Expecting a hungry kid with ADHD to transition from daycare to car ride, right before medicine time, is just plain stupid.
by Kay Marner
In earlier posts I wrote that big ‘ol bites marked, literally, two out of the three over-stimulating outings we’ve attempted as a family so far this summer. Now I’ll tell you about the third.
We picked Natalie up from daycare on a Friday evening, and headed straight to Indianola to meet our dinner club friends at the Hot Air Balloon Classic.
What’s wrong with this picture, for an ADHD kid? Well, for starters:
·Can you say “transition time”?
·“I’m H U N G R Y !”
·Aaron turns his head, puts one fist up to his mouth, and coughs out one word: “RITALIN!” (That’s enough, Funny Boy.)
·I know a fun game. Let’s see who can sit still for an hour and a half in a confined space! Ready? Go!
Nat was out of control from the very start, and I cursed myself for lobbying to bring her along. We usually don’t take her to Club Night. This night was an exception. Instead of sitting around a dining room table, the adults would be outside. Instead of playing video games and watching movies, the kids would be running around checking out carnival rides and games. The rides would keep her happy for hours.
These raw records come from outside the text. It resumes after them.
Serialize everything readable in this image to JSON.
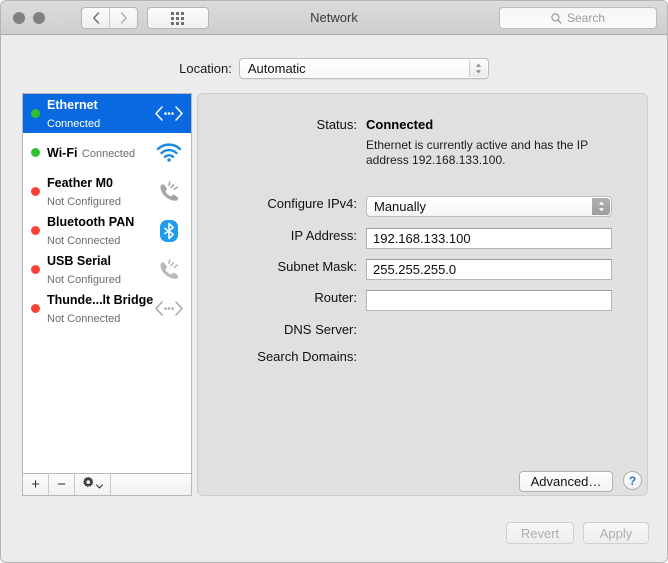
{
  "window": {
    "title": "Network"
  },
  "toolbar": {
    "back_icon": "chevron-left-icon",
    "forward_icon": "chevron-right-icon",
    "grid_icon": "grid-icon",
    "search_placeholder": "Search",
    "search_icon": "search-icon"
  },
  "location": {
    "label": "Location:",
    "selected": "Automatic"
  },
  "sidebar": {
    "interfaces": [
      {
        "name": "Ethernet",
        "status": "Connected",
        "dot": "green",
        "icon": "ethernet-icon",
        "selected": true
      },
      {
        "name": "Wi-Fi",
        "status": "Connected",
        "dot": "green",
        "icon": "wifi-icon",
        "selected": false
      },
      {
        "name": "Feather M0",
        "status": "Not Configured",
        "dot": "red",
        "icon": "modem-icon",
        "selected": false
      },
      {
        "name": "Bluetooth PAN",
        "status": "Not Connected",
        "dot": "red",
        "icon": "bluetooth-icon",
        "selected": false
      },
      {
        "name": "USB Serial",
        "status": "Not Configured",
        "dot": "red",
        "icon": "modem-icon",
        "selected": false
      },
      {
        "name": "Thunde...lt Bridge",
        "status": "Not Connected",
        "dot": "red",
        "icon": "thunderbolt-icon",
        "selected": false
      }
    ],
    "add_label": "+",
    "remove_label": "−",
    "gear_label": "gear-icon"
  },
  "detail": {
    "status_label": "Status:",
    "status_value": "Connected",
    "status_description": "Ethernet is currently active and has the IP address 192.168.133.100.",
    "configure_label": "Configure IPv4:",
    "configure_value": "Manually",
    "ip_label": "IP Address:",
    "ip_value": "192.168.133.100",
    "subnet_label": "Subnet Mask:",
    "subnet_value": "255.255.255.0",
    "router_label": "Router:",
    "router_value": "",
    "dns_label": "DNS Server:",
    "dns_value": "",
    "search_domains_label": "Search Domains:",
    "search_domains_value": "",
    "advanced_label": "Advanced…",
    "help_label": "?"
  },
  "footer": {
    "revert_label": "Revert",
    "apply_label": "Apply"
  },
  "colors": {
    "selection_blue": "#0a69e1",
    "status_green": "#30c22e",
    "status_red": "#fb4238",
    "window_bg": "#ececec",
    "panel_bg": "#e0e0e0"
  }
}
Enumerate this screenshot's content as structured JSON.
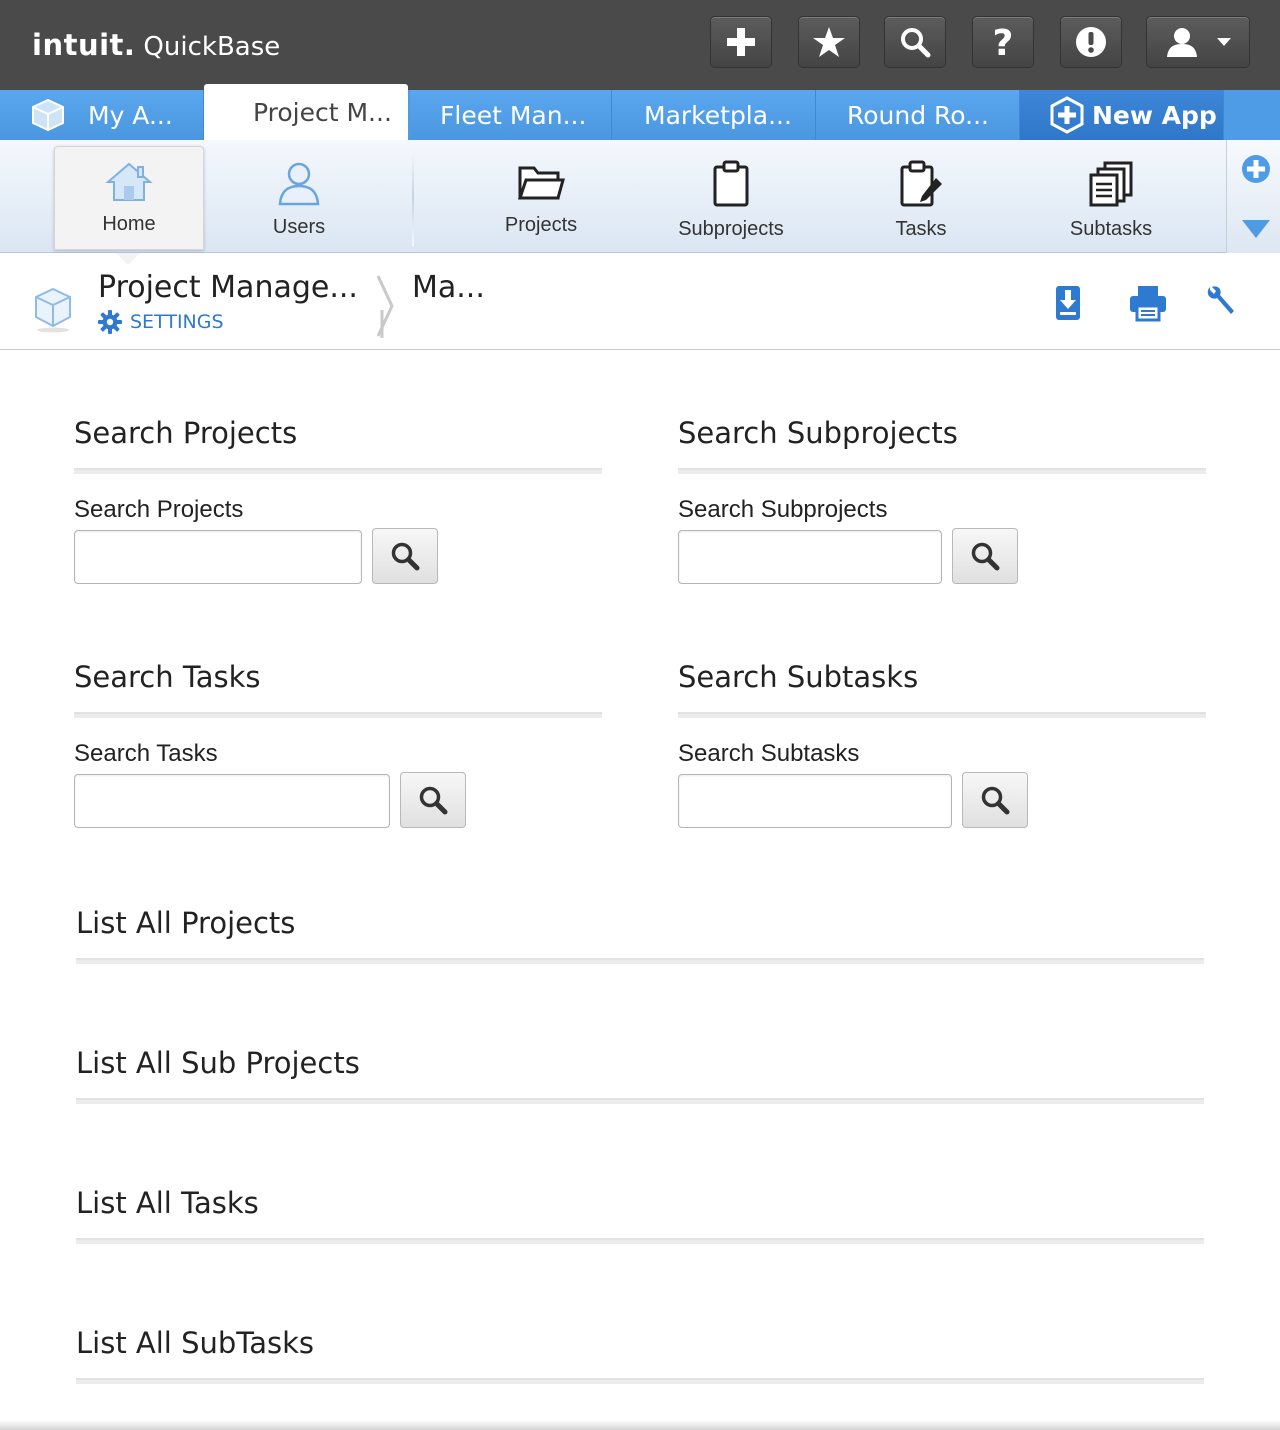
{
  "brand": {
    "intuit": "intuit.",
    "product": "QuickBase"
  },
  "topbar_icons": [
    "plus-icon",
    "star-icon",
    "search-icon",
    "help-icon",
    "alert-icon",
    "user-icon"
  ],
  "app_tabs": [
    {
      "label": "My A..."
    },
    {
      "label": "Project M..."
    },
    {
      "label": "Fleet Man..."
    },
    {
      "label": "Marketpla..."
    },
    {
      "label": "Round Ro..."
    },
    {
      "label": "New App"
    }
  ],
  "table_nav": [
    {
      "label": "Home",
      "icon": "home-icon"
    },
    {
      "label": "Users",
      "icon": "user-icon"
    },
    {
      "label": "Projects",
      "icon": "folder-icon"
    },
    {
      "label": "Subprojects",
      "icon": "clipboard-icon"
    },
    {
      "label": "Tasks",
      "icon": "clipboard-pencil-icon"
    },
    {
      "label": "Subtasks",
      "icon": "documents-icon"
    }
  ],
  "page_header": {
    "app_title": "Project Manage...",
    "settings_label": "SETTINGS",
    "breadcrumb": "Ma..."
  },
  "searches": [
    {
      "title": "Search Projects",
      "label": "Search Projects",
      "value": ""
    },
    {
      "title": "Search Subprojects",
      "label": "Search Subprojects",
      "value": ""
    },
    {
      "title": "Search Tasks",
      "label": "Search Tasks",
      "value": ""
    },
    {
      "title": "Search Subtasks",
      "label": "Search Subtasks",
      "value": ""
    }
  ],
  "lists": [
    {
      "title": "List All Projects"
    },
    {
      "title": "List All Sub Projects"
    },
    {
      "title": "List All Tasks"
    },
    {
      "title": "List All SubTasks"
    }
  ],
  "colors": {
    "topbar": "#4a4a4a",
    "tab_blue": "#4f9ce6",
    "link_blue": "#2e7ad0"
  }
}
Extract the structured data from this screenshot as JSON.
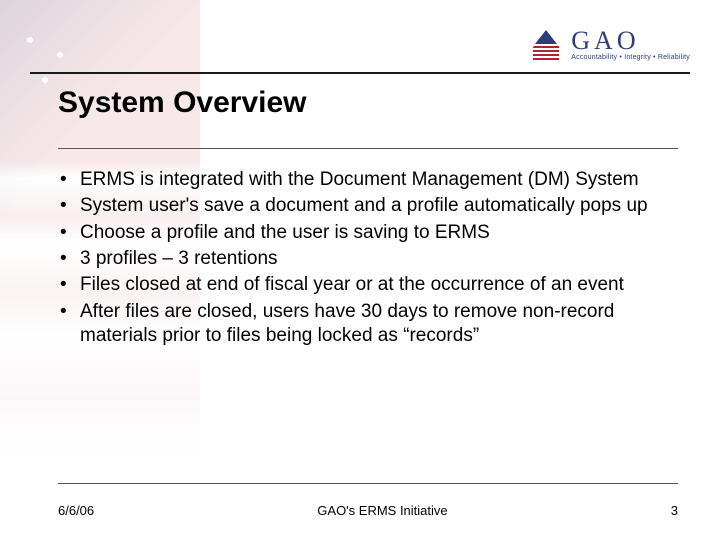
{
  "logo": {
    "name": "GAO",
    "tagline": "Accountability • Integrity • Reliability"
  },
  "title": "System Overview",
  "bullets": [
    "ERMS is integrated with the Document Management (DM) System",
    "System user's save a document and a profile automatically pops up",
    "Choose a profile and the user is saving to ERMS",
    "3 profiles – 3 retentions",
    "Files closed at end of fiscal year or at the occurrence of an event",
    "After files are closed, users have 30 days to remove non-record materials prior to files being locked as “records”"
  ],
  "footer": {
    "date": "6/6/06",
    "center": "GAO's ERMS Initiative",
    "page": "3"
  }
}
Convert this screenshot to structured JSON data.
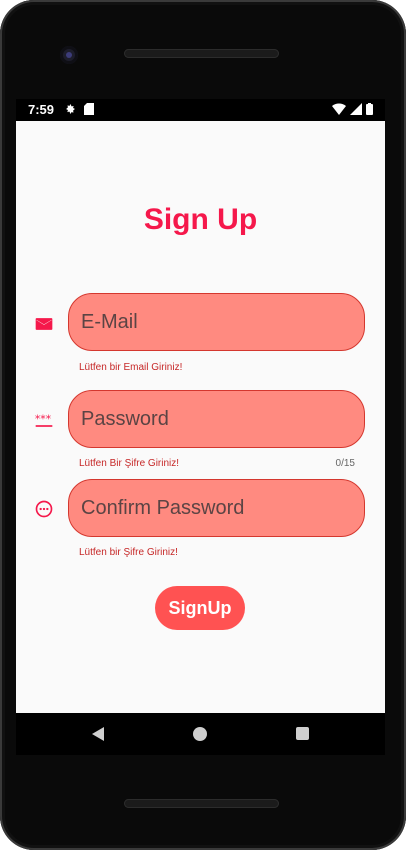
{
  "status_bar": {
    "time": "7:59"
  },
  "page": {
    "title": "Sign Up"
  },
  "email": {
    "placeholder": "E-Mail",
    "helper": "Lütfen bir Email Giriniz!"
  },
  "password": {
    "placeholder": "Password",
    "helper": "Lütfen Bir Şifre Giriniz!",
    "counter": "0/15"
  },
  "confirm_password": {
    "placeholder": "Confirm Password",
    "helper": "Lütfen bir Şifre Giriniz!"
  },
  "actions": {
    "signup_label": "SignUp"
  },
  "icons": {
    "email": "mail-icon",
    "password": "password-dots-icon",
    "confirm": "more-circle-icon",
    "settings": "gear-icon",
    "sd": "sd-card-icon",
    "wifi": "wifi-icon",
    "signal": "signal-icon",
    "battery": "battery-icon",
    "back": "back-icon",
    "home": "home-icon",
    "recents": "recents-icon"
  },
  "colors": {
    "accent": "#f5184b",
    "field_bg": "#ff8a80",
    "button_bg": "#ff5252",
    "error": "#c62828"
  }
}
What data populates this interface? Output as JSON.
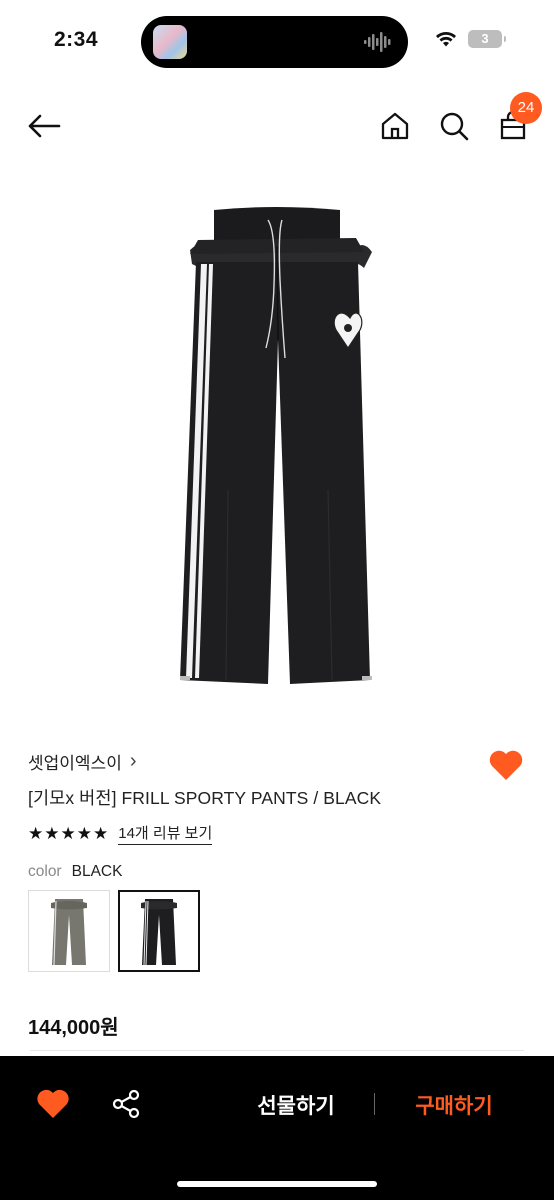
{
  "status_bar": {
    "time": "2:34",
    "battery_level": "3"
  },
  "header": {
    "cart_count": "24"
  },
  "product": {
    "brand": "셋업이엑스이",
    "brand_chevron": "›",
    "name": "[기모x 버전] FRILL SPORTY PANTS / BLACK",
    "rating_stars": 5,
    "star_glyph": "★",
    "review_link": "14개 리뷰 보기",
    "color_label": "color",
    "color_value": "BLACK",
    "price": "144,000원",
    "wishlisted": true
  },
  "color_options": [
    {
      "name": "gray-option",
      "selected": false
    },
    {
      "name": "black-option",
      "selected": true
    }
  ],
  "bottom_bar": {
    "gift_label": "선물하기",
    "buy_label": "구매하기"
  },
  "colors": {
    "accent": "#ff5a1f",
    "bar_bg": "#000000",
    "text": "#111111"
  }
}
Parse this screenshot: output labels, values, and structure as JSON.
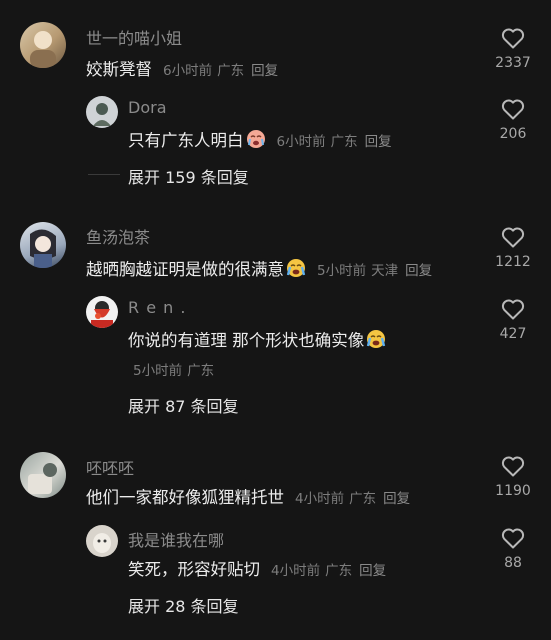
{
  "comments": [
    {
      "name": "世一的喵小姐",
      "text": "姣斯凳督",
      "time": "6小时前",
      "location": "广东",
      "reply": "回复",
      "likes": "2337",
      "replies": [
        {
          "name": "Dora",
          "text": "只有广东人明白",
          "time": "6小时前",
          "location": "广东",
          "reply": "回复",
          "likes": "206"
        }
      ],
      "expand_label": "展开 159 条回复"
    },
    {
      "name": "鱼汤泡茶",
      "text": "越晒胸越证明是做的很满意",
      "time": "5小时前",
      "location": "天津",
      "reply": "回复",
      "likes": "1212",
      "replies": [
        {
          "name": "R e n .",
          "text": "你说的有道理 那个形状也确实像",
          "time": "5小时前",
          "location": "广东",
          "reply": "回复",
          "likes": "427"
        }
      ],
      "expand_label": "展开 87 条回复"
    },
    {
      "name": "呸呸呸",
      "text": "他们一家都好像狐狸精托世",
      "time": "4小时前",
      "location": "广东",
      "reply": "回复",
      "likes": "1190",
      "replies": [
        {
          "name": "我是谁我在哪",
          "text": "笑死，形容好贴切",
          "time": "4小时前",
          "location": "广东",
          "reply": "回复",
          "likes": "88"
        }
      ],
      "expand_label": "展开 28 条回复"
    }
  ],
  "colors": {
    "background": "#151515",
    "name": "#8b8b8b",
    "text": "#ececec",
    "meta": "#7d7d7d"
  },
  "icons": {
    "like": "heart-outline-icon",
    "emoji": "crying-face-emoji-icon"
  }
}
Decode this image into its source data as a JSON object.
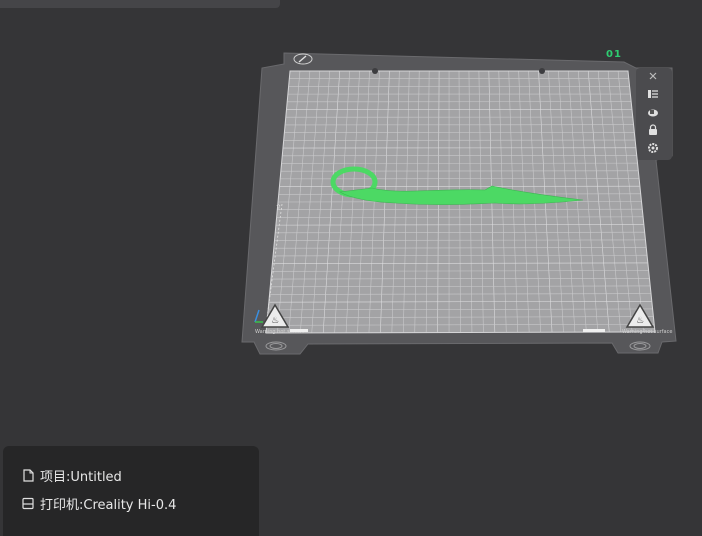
{
  "plate": {
    "number": "01",
    "warning_left": "Warning hot surface",
    "warning_right": "Warning hot surface",
    "model_color": "#4cd964",
    "plate_color": "#5a5a5d",
    "grid_bg": "#9a9a9c"
  },
  "plate_toolbar": {
    "items": [
      {
        "name": "close-icon"
      },
      {
        "name": "list-icon"
      },
      {
        "name": "auto-orient-icon"
      },
      {
        "name": "lock-icon"
      },
      {
        "name": "settings-icon"
      }
    ]
  },
  "info": {
    "project_label": "项目:Untitled",
    "printer_label": "打印机:Creality Hi-0.4"
  },
  "colors": {
    "background": "#353537",
    "panel": "#262627",
    "accent": "#2ecc71"
  }
}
So, Nat’s grabbing me, throwing toys, whining, and yelling. What’s the first thing I say? “If you do that one more time, you lose going on rides for the night!” Nat, surprise, surprise, lost going on rides for the night.
Now what the hell were we going to do with her?
When we arrived in Indianola, greeted our friends, ate a little supper, downed a little Ritalin (Nat, not me), Nat and I both relaxed. I suggested she might want to trade in her no rides punishment for a time out, and we’d start fresh. She did her time standing by the fence, all alone, and looked so pathetic I nearly cried. “Can she be finished now?” Don asked. “Sure,” I answered.
I broke the biggest law of parenting, by not following through, I know. But the punishment should fit the crime, and expecting a hungry kid with ADHD to transition from daycare to car, right before medicine time, is just plain stupid.
The rest of the evening was great. Nat had a blast going on ride after ride. Our friends got to see her for the first time in months. I even got a free hot air balloon ride. As I floated in the silent air above farms and fields, I thought of Nat. Let her feel this kind of peace, I wished. And let me feel peaceful with her.